Some people might feel differently, but to me its no different than having any picture up of a human when passed over.

They might look like they are just sleeping and peaceful, but they are not.
Same goes for baby picture in my opinion

Turquoisehat Sat 06-Jul-13 04:36:35

You cannot help how you feel. And you have given no indication that you would talk to your friend about her photo. I am going to suggest you hide this thread, if you haven't already done so.

I agree with what a pp posted earlier. Leave a supportive comment and let her know you are there if she wants to talk.

There are so many tragic stories here. I am so sorry for anyone who has posted saying they too have lost a child.

ThisWayForCrazy Sat 06-Jul-13 05:57:22

YABVU! I am sure the image of her dead child distresses her too! I'm sure she'd much rather a live child.

daisychain01 Sat 06-Jul-13 05:57:52

Such a heart-rending, but also inspirational thread here. I am in awe of those who have lost their baby and take steps to always keep hold of precious memories of holding that child.
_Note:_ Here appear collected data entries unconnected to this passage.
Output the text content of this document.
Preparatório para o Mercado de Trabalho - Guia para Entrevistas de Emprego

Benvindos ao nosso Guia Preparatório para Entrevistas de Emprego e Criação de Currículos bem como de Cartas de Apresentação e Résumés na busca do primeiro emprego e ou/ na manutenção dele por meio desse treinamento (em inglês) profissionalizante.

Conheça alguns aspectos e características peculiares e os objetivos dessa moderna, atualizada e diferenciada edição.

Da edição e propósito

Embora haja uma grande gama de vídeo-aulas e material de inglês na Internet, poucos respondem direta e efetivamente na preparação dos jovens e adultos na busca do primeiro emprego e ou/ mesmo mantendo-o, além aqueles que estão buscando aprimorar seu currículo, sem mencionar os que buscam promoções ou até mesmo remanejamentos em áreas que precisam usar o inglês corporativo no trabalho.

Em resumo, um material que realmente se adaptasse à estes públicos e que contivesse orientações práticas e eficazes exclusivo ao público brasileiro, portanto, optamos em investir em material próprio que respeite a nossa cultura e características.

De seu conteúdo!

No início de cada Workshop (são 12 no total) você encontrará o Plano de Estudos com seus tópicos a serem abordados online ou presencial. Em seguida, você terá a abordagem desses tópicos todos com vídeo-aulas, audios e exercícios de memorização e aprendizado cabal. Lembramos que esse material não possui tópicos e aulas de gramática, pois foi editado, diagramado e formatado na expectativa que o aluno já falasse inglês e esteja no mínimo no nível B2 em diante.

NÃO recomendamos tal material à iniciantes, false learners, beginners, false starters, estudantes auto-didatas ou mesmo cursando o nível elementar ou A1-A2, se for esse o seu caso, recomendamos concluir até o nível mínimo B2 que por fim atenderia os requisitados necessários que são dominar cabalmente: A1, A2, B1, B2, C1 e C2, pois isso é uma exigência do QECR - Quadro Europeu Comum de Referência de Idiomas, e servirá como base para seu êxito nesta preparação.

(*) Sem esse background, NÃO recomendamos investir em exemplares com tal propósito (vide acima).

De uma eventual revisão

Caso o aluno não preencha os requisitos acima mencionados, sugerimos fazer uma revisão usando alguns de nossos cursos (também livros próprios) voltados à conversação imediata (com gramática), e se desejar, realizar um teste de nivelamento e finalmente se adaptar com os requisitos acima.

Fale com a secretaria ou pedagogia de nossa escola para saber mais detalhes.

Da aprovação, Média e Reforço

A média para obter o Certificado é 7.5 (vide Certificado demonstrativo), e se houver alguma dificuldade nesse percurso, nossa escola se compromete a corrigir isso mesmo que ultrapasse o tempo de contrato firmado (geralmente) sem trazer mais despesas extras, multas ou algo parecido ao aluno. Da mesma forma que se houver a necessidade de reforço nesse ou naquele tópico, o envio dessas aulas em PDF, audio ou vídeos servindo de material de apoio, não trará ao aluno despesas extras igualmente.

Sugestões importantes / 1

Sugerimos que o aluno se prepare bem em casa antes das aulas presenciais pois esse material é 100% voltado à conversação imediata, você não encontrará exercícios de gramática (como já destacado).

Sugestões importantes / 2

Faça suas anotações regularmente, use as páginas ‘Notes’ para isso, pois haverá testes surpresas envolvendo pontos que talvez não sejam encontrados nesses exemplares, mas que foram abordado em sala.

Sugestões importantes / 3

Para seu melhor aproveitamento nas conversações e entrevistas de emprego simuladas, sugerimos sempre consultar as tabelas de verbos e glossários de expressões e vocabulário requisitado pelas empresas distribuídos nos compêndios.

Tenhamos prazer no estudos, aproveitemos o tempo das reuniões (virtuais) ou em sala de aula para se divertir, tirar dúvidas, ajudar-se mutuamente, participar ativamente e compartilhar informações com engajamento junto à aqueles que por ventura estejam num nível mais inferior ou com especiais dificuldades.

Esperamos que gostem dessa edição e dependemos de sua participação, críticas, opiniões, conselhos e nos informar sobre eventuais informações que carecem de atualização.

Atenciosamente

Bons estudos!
The pain of losing a loved one, especially a child, never diminishes, its just something you learn to cope with as best you can.

YANBU at all in feeling unsettled by the image on Facebook, OP, as has been said already, it just isnt the sort of image you expect to see on social media, so it is hard-hitting but your friend is doing something she needs to in order to signify the continued importance of their child who will always remain real.